The Minimum Inhibitory Concentrations of IDR-1018, 1018M, D1018, and D1018M against MSSA ATCC 6538, MRSA ATCC 43300, and MRSA 49303

Drugs	Sequence	MIC (μg/mL)
Drugs	Sequence	MSSA ATCC 6538	MRSA ATCC 43300	MRSA 49303
IDR-1018	VRLIVAVRIWRR-NH₂^a	8	4^a	16
1018M	VRLRWWRRRWRR-NH₂^a	4	2^a	8
D1018	vrlivavriwrr-NH₂^b	16	2	16
D1018M	vrlrwwrrrwrr-NH₂^b	8	2	16
Vancomycin	—	1	1^a	1

^aData were previously reported (Jiale et al., 2021).
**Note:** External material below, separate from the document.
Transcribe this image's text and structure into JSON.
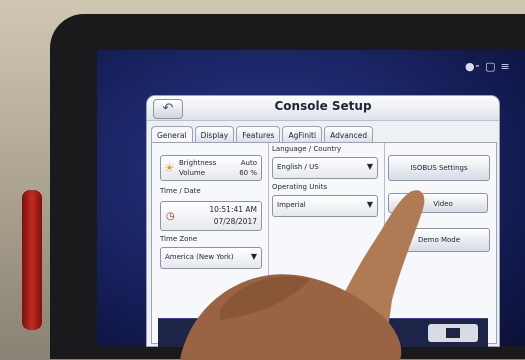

^bLowercase letters refer to D-amino acids.

MIC, minimum inhibitory concentration; MRSA, methicillin-resistant Staphylococcus aureus; MSSA, methicillin-sensitive Staphylococcus aureus.

Antimicrobial activity

Minimum inhibitory concentration

The minimum inhibitory concentration (MIC) values of peptides were determined using the microtiter broth dilution method. Bacterial suspensions (90 μL, 1 × 10⁵ CFU/mL) were mixed with 10 μL of peptides (2.5–640 μg/mL), vancomycin, or sterile water and then incubated at 37°C for 16–24 h. The MIC was defined as the lowest concentration without visible bacterial growth (Wiegand et al., 2008).

Time-kill curves

Exponential-phase bacterial cultures (1 × 10⁵ CFU/mL) were treated with peptides at 1×, 2×, and 4× MIC. Bacterial growth was monitored at different times by sampling, serial dilution, and colony counting on agar plates (Yang et al., 2019). Sterile water and vancomycin (2× MIC) were included.

Proteolytic stability

The enzymolysis stability of the peptides was conducted by incubating them at 37°C for 4 h with pepsin (pH 2.0, 3000 U/mg), trypsin (pH 8.0, 250 U/mg), or cathepsin K (10:1 w/w; peptide and protease concentrations were 320 μg/mL and 32 μg/mL, respectively). MIC of the treated peptides was determined (Yang et al., 2017).

Resistance

The resistance of MRSA ATCC 43300 against peptides was evaluated using MIC assays. Bacteria were mixed with peptides at various concentrations. After incubation, bacteria from the 1/4 MIC well were transferred to fresh culture. The MICs were determined again over the following 30 days.

Effects of peptides on cell wall and membrane

Scanning/transmission electron microscope observations

Log-phase MRSA ATCC 43300 (10⁸ CFU/mL) was treated with or without peptides (4× MIC) at 37°C for 2 h. Bacteria were then fixed overnight. For scanning electron microscopy (SEM), bacteria were dehydrated, dried, coated, and imaged using SEM S4800. For transmission electron microscopy (TEM), bacteria were prefixed, dehydrated, embedded, polymerized, stained, and observed under TEM Hitachi H-7650(Yang et al., 2019).

Membrane permeabilization analysis

The propidium iodide (PI) uptake assay was determined to investigate the impact of peptides on bacterial membrane integrity. Mid-logarithmic phase cultures were treated with 1×, 2×, and 4× MIC of peptides at 37°C for 0.5 and 2 h. After coincubation with 50 μg/mL PI for 15 min, the samples were analyzed using a flow cytometer (FACS Calibur) (Yang et al., 2017).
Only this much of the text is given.